The EPA is holding the meeting along with officials from the N.C. Department of Environmental Quality and Multistate Environmental Response Trust.
Soil, sediment and groundwater at the 251-acre site in Navassa have been impacted by creosote-related contaminates, according to the EPA. Kerr-McGee Chemical Corp. and other companies used the site between 1936 and 1974 for treating wood. Those wood-treatment facilities were dismantled by 1980.
EPA officials said the site contamination does not threaten people who live or work near the site.
The Multistate Environmental Response Trust formed in 2011 to own the Navassa Superfund site and 400 other contaminated properties in the country as part of a court-approved agreement between the federal government, 24 states and Tonox, formerly Kerr-McGee, according to the Multistate Trust.
Settlement funding provided the Multistate Trust $92.5 million to clean up the Navassa site.

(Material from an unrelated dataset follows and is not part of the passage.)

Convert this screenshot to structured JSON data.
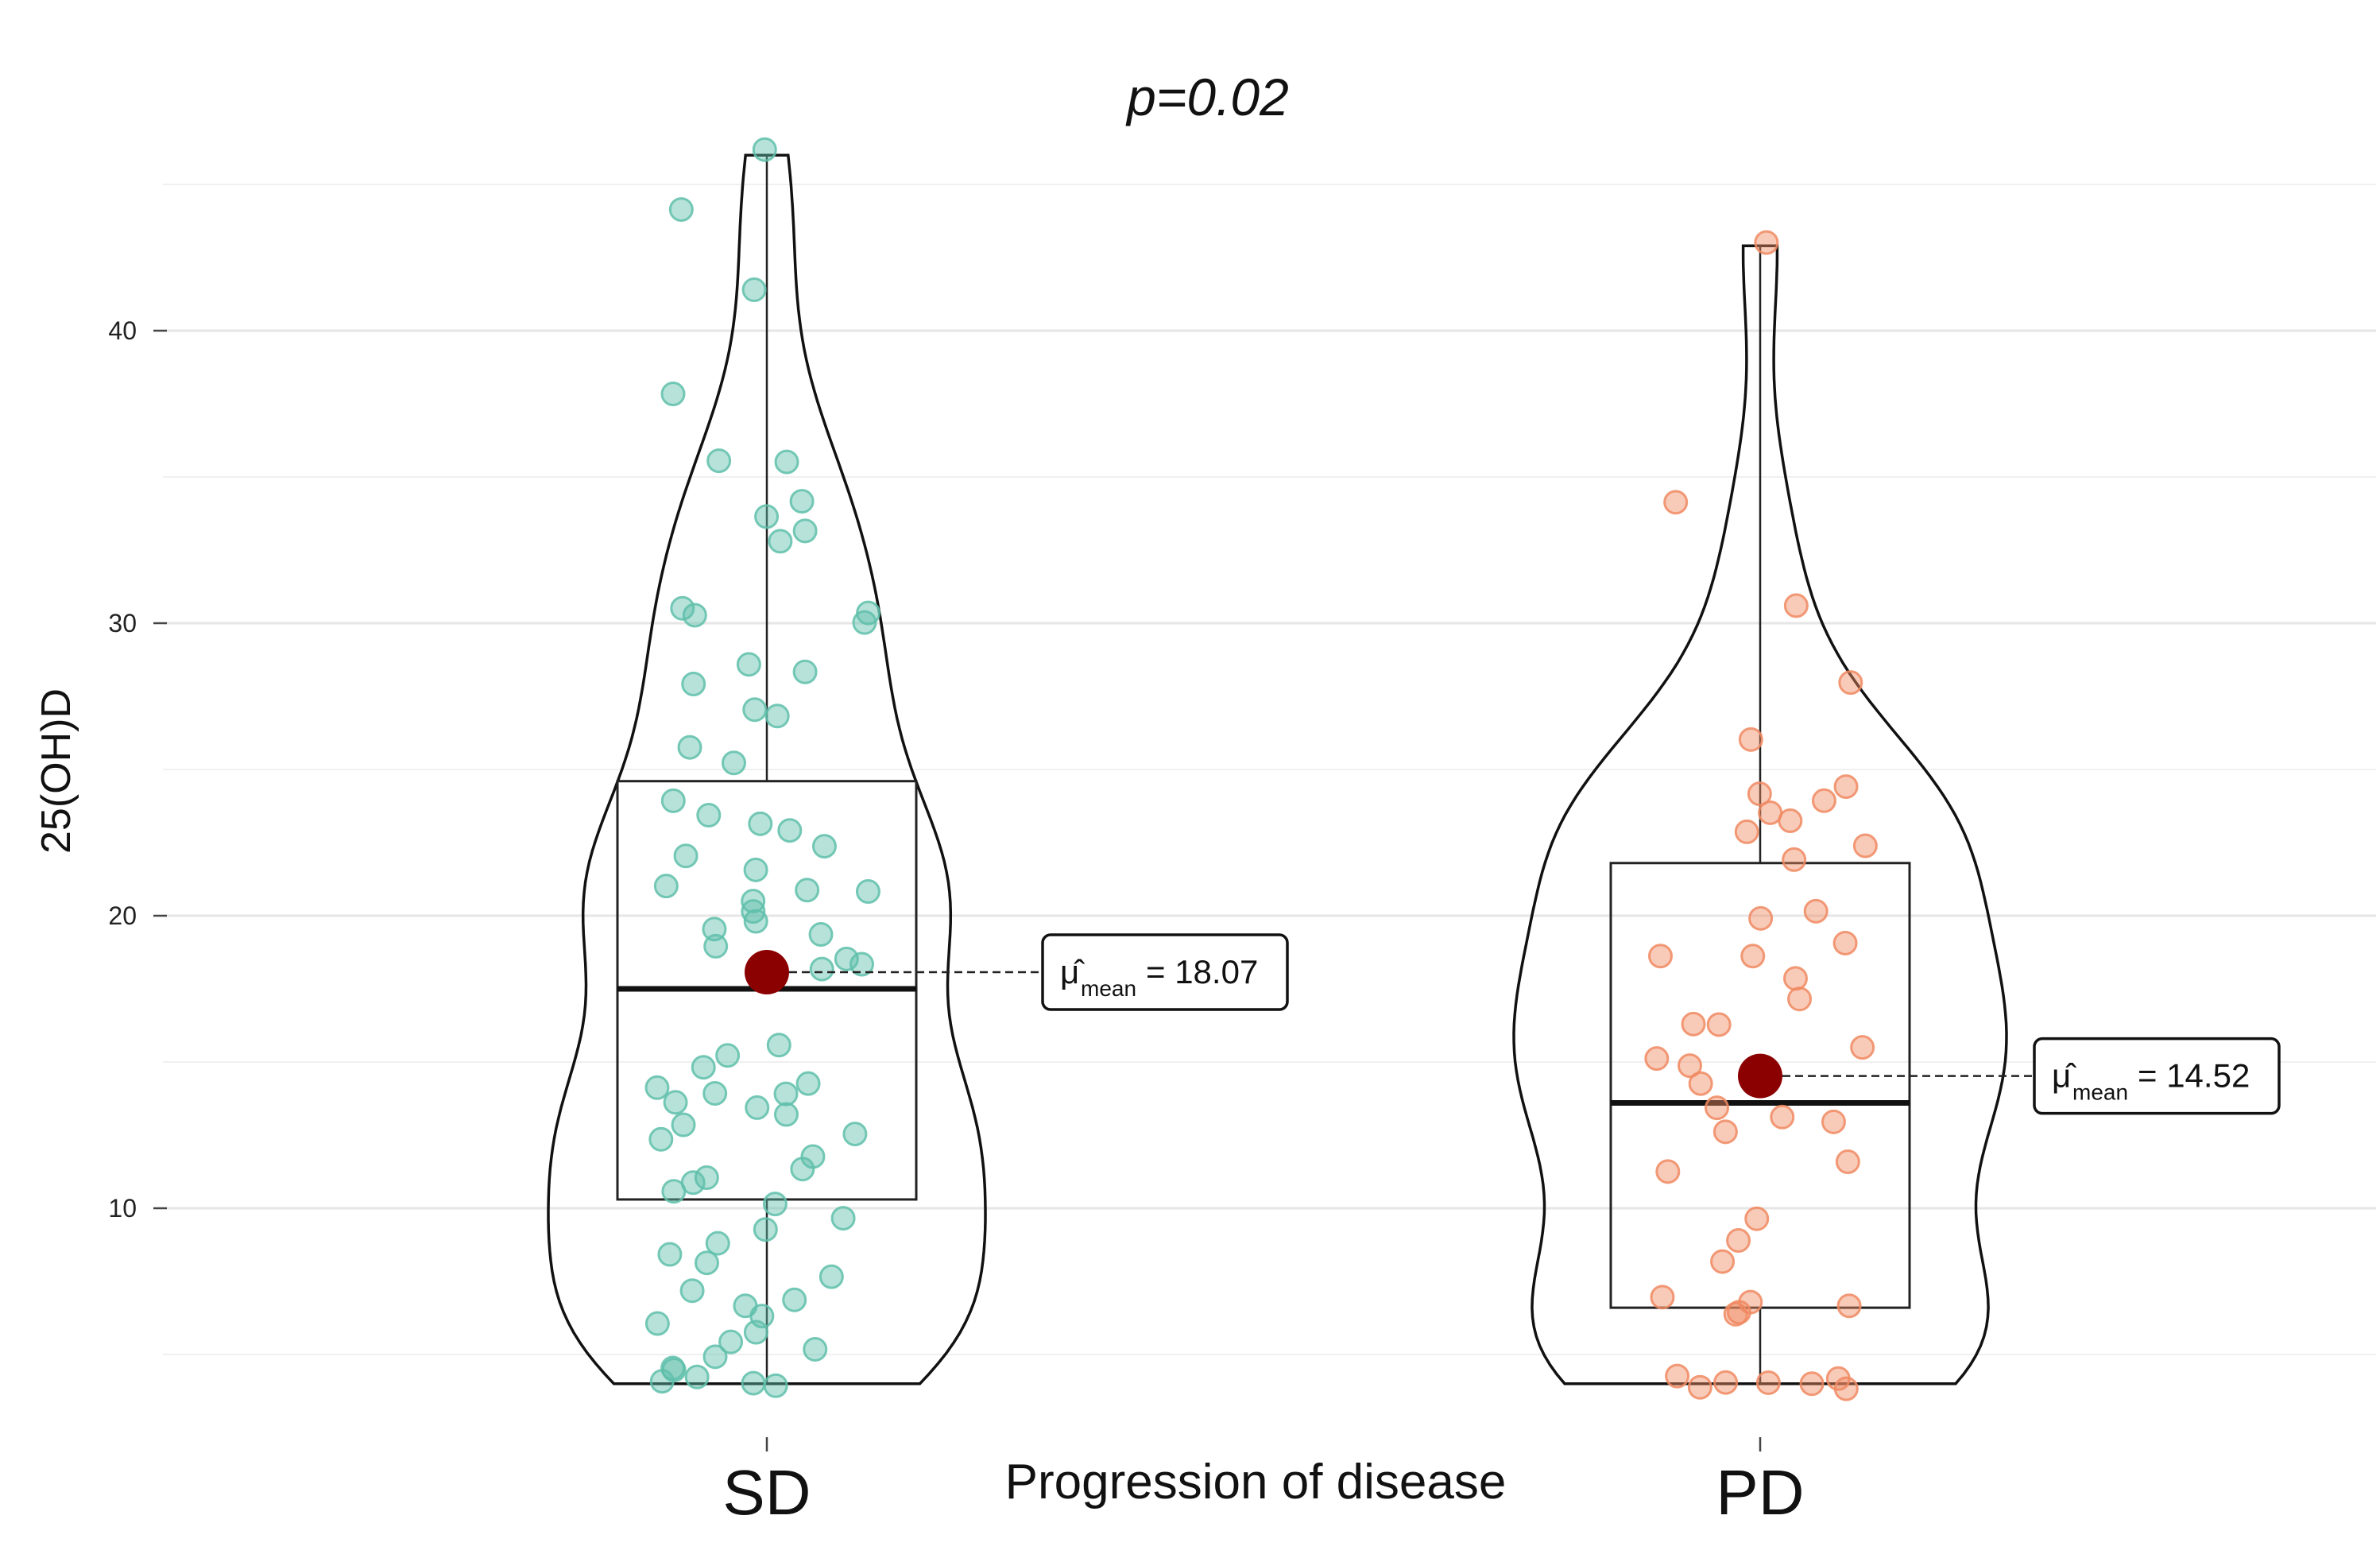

“These cleanup funds can be spent only on environmental actions, such as site investigations and cleanup,” said Christine Amrhine, a spokeswoman for the Multistate Trust. “The U.S. Environmental Protection Agency (EPA) approves Multistate Trust cleanup plans and budgets, in consultation with the North Carolina Department of Environmental Quality. The Multistate Trust has been working on environmental investigations to characterize the nature and the extent of the contamination.”
Settlement funds also resulted in more than $20 million for the Navassa Trustees Council. Those funds, Amrhine said, are to be used for projects to restore natural resources and habitat for fish, birds and other wildlife harmed by the contaminants at the Superfund site.
Tuesday’s public meeting is scheduled for 6-8 p.m. at the Navassa Community Center, 338 Main St.